Kenneth Haar, dessen Verein "Corporate Europe Observatory" die Beschwerde beim EU-Ombudsmann eingebracht hat, sieht einen klaren Interessenkonflikt zwischen Draghis Mitgliedschaft in der G30 und dessen Amt: „Die EZB nimmt in eine immer größer werdende Rolle bei der Bankenregulierung ein", sagt Haar. „Es sollte uns Sorgen bereiten, dass ausgerechnet ein Mitglied der G30 ihr Chef ist."
Die Zentralbank bestätigte, daß die Fragen des Ombudsmannes bei ihr eingegangen seien.
Die Untersuchung des EU-Ombudsmannes wirft erneut ein Schlaglicht auf die Nähe zwischen
- Banken,
- Politikern
- und Bankenaufsicht.
Bis zur Finanzkrise war es vor allem in den USA und in England üblich, daß hochrangige Banker im Laufe ihrer Karriere zweitweise auch für die Regierung arbeiteten.

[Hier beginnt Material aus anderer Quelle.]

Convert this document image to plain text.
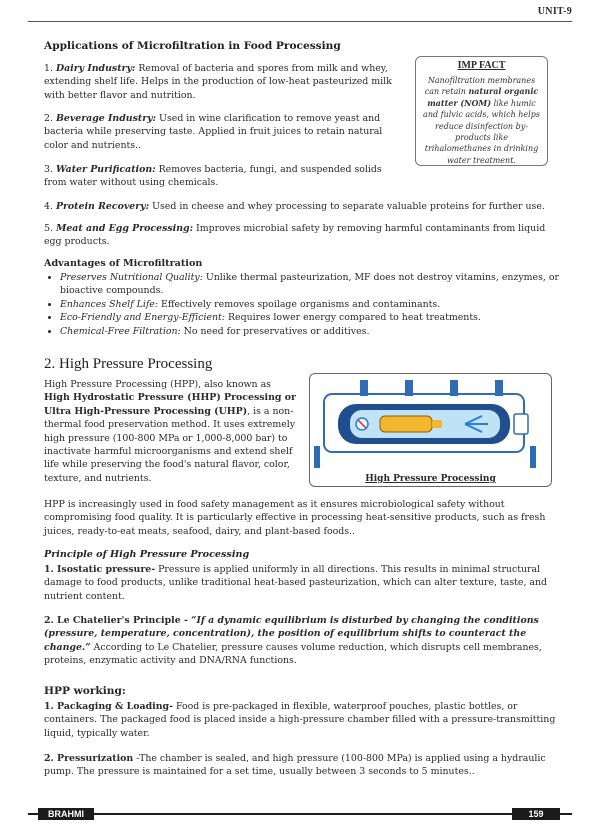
UNIT-9
Applications of Microfiltration in Food Processing
1. Dairy Industry: Removal of bacteria and spores from milk and whey, extending shelf life. Helps in the production of low-heat pasteurized milk with better flavor and nutrition.
2. Beverage Industry: Used in wine clarification to remove yeast and bacteria while preserving taste. Applied in fruit juices to retain natural color and nutrients..
3. Water Purification: Removes bacteria, fungi, and suspended solids from water without using chemicals.
4. Protein Recovery: Used in cheese and whey processing to separate valuable proteins for further use.
5. Meat and Egg Processing: Improves microbial safety by removing harmful contaminants from liquid egg products.
IMP FACT
Nanofiltration membranes can retain natural organic matter (NOM) like humic and fulvic acids, which helps reduce disinfection by-products like trihalomethanes in drinking water treatment.
Advantages of Microfiltration
• Preserves Nutritional Quality: Unlike thermal pasteurization, MF does not destroy vitamins, enzymes, or bioactive compounds.
• Enhances Shelf Life: Effectively removes spoilage organisms and contaminants.
• Eco-Friendly and Energy-Efficient: Requires lower energy compared to heat treatments.
• Chemical-Free Filtration: No need for preservatives or additives.
2. High Pressure Processing
High Pressure Processing (HPP), also known as High Hydrostatic Pressure (HHP) Processing or Ultra High-Pressure Processing (UHP), is a non-thermal food preservation method. It uses extremely high pressure (100-800 MPa or 1,000-8,000 bar) to inactivate harmful microorganisms and extend shelf life while preserving the food's natural flavor, color, texture, and nutrients.	High Pressure Processing
HPP is increasingly used in food safety management as it ensures microbiological safety without compromising food quality. It is particularly effective in processing heat-sensitive products, such as fresh juices, ready-to-eat meats, seafood, dairy, and plant-based foods..
Principle of High Pressure Processing
1. Isostatic pressure- Pressure is applied uniformly in all directions. This results in minimal structural damage to food products, unlike traditional heat-based pasteurization, which can alter texture, taste, and nutrient content.
2. Le Chatelier's Principle - “If a dynamic equilibrium is disturbed by changing the conditions (pressure, temperature, concentration), the position of equilibrium shifts to counteract the change.” According to Le Chatelier, pressure causes volume reduction, which disrupts cell membranes, proteins, enzymatic activity and DNA/RNA functions.
HPP working:
1. Packaging & Loading- Food is pre-packaged in flexible, waterproof pouches, plastic bottles, or containers. The packaged food is placed inside a high-pressure chamber filled with a pressure-transmitting liquid, typically water.
2. Pressurization -The chamber is sealed, and high pressure (100-800 MPa) is applied using a hydraulic pump. The pressure is maintained for a set time, usually between 3 seconds to 5 minutes..
BRAHMI	159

Besonders Mitarbeiter der US-Investmentbank Goldman Sachs wechselten häufig die Seiten. So arbeitete etwa der ehemalige US-Finanzminister Henry Paulson zuvor als Vorstandsvorsitzender der US-Bank.
Ist es übertrieben, das bestehende Finanzsystem als ein „System mafioser Strukturen“ zu bezeichnen?
Ist es abwegig zu vermuten, daß auch die europäischen Regierungen vor der Aufnahme Griechenlands in den Euro wußten, daß die Dokumente „geschönt“ waren?